In Ruby, how does one perform Chinese Word Segmentation search?
This issue is currently under consideration,Target is to useFerret,Ferret is the ruby version of Lucene search engine. With a little Lucene experience, I personally like ferret very much and rely on Lucene's powerful word segmentation, index, and search functions, many interesting functions can be made, but Ferret has two difficulties.
- Chinese Word Segmentation is not supported, and it is difficult for me to integrate third-party word segmentation (I have no experience in C development, and I know that the Chinese word segmentation algorithm is in Java version)
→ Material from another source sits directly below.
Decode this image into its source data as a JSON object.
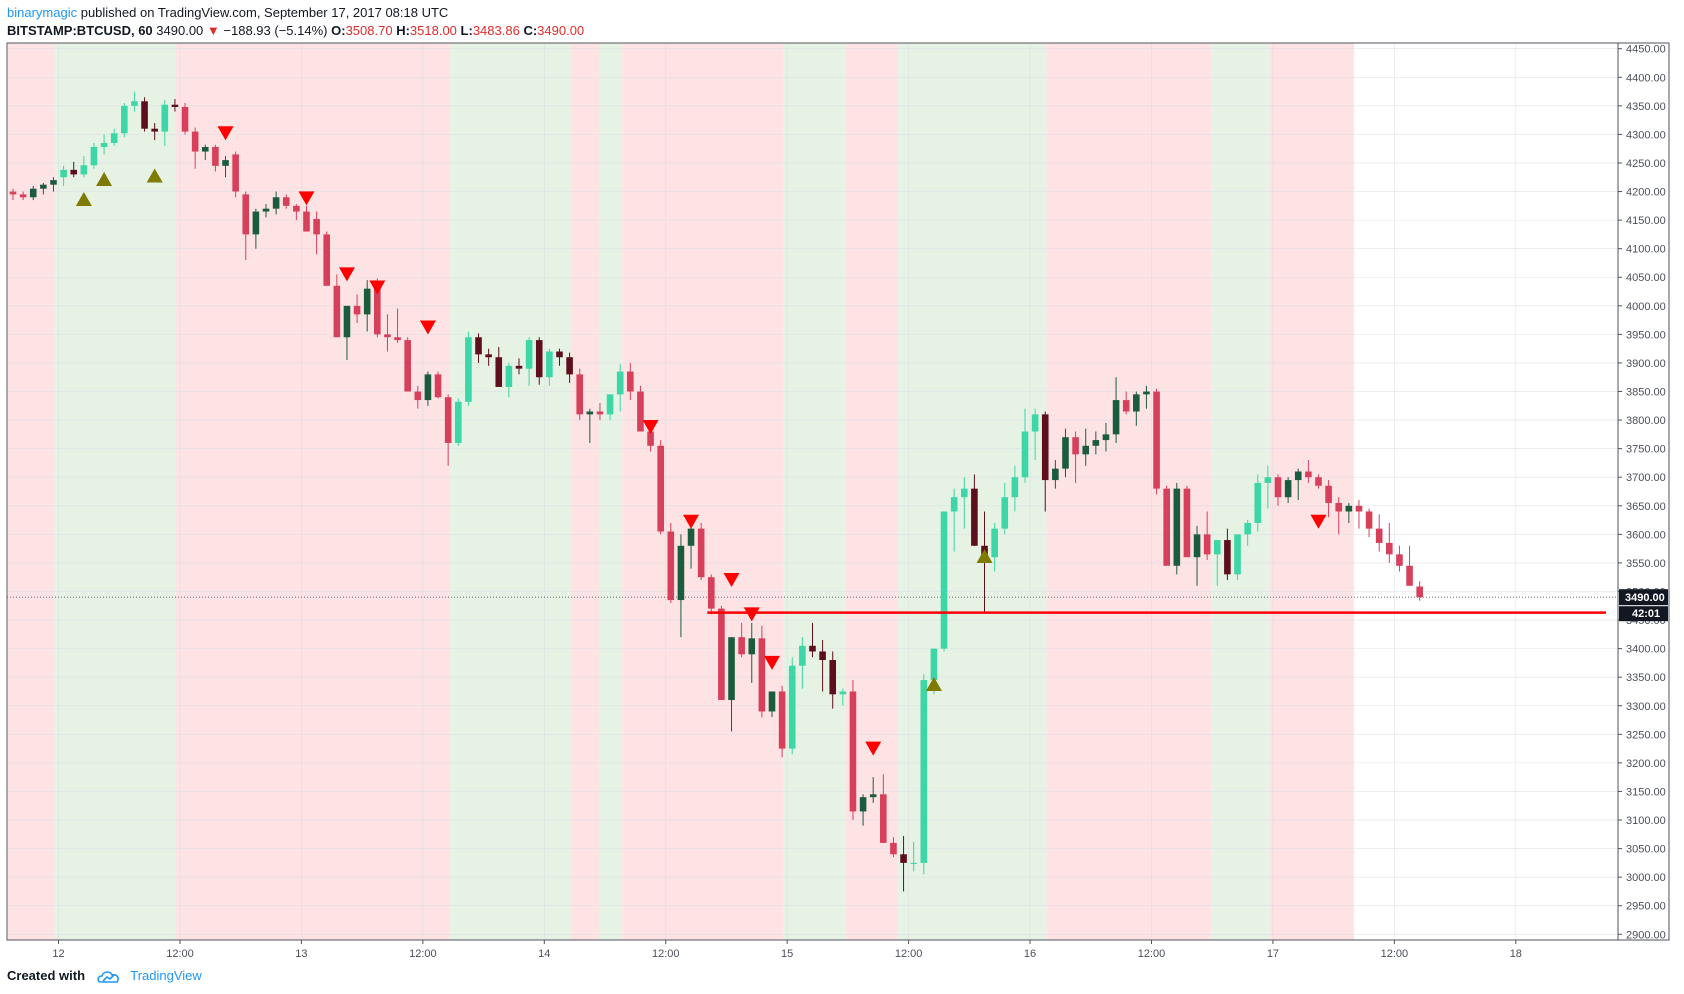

- Sometimes index errors may occur, as if the segment address is incorrect. Because ferret is at the front-end index, the error is also in the front-end fastcig process.
Original idea
Using the compatibility of ferret and Lucene, a Java class library is written separately to index resources on a regular basis. However, to improve the efficiency (index is faster than Lucene), the new version of ferret is not compatible with Lucene, this idea is not feasible.
Updated ideas
Using the MySQL Chinese Word Segmentation plug-in, this is a good thing, but it only supports mysql4.0, and MySQL 5.1 beta, just does not support mysql5.0.x currently used because there is no ready-made version available, I had to give up (this plug-in can only be used for full-text search, unlike ferret, which has other interesting functions)
Current ideas:
- In ferret, use rjb to call Lucene's Chinese Word Segmentation and then Index
- You need to add an attribute indexed to all models of the index. You can set indexed to false when creating or updating the index.
- Package Chinese and foreign word segmentation written in Java into a DRB service through rjb, or simply link it to resin for HTTP page calling.
- In the background, individual programs start to select all records not indexed at regular intervals (indexed = false), and then call Step 2 for word segmentation one by one, that is, errors in the process, the front-end page is not affected. Here, only the ruby code of ferret is modified.
- If possible, the search program uses the remote protocol to split the keyword and then searches
Disadvantages
This solution looks disgusting. It looks like a piece of clothing with patches everywhere. Currently, there is no time to study the C code in ferret. I have to use Java to bypass the circle.
If index is run in the background, the current article cannot be searched in real time, but there is a delay, but I think this is a good solution. in addition, even if an error occurs in the background index, the front-end page is not affected, and some records cannot be searched.
It may affect the speed of keyword segmentation, but the impact should be very small.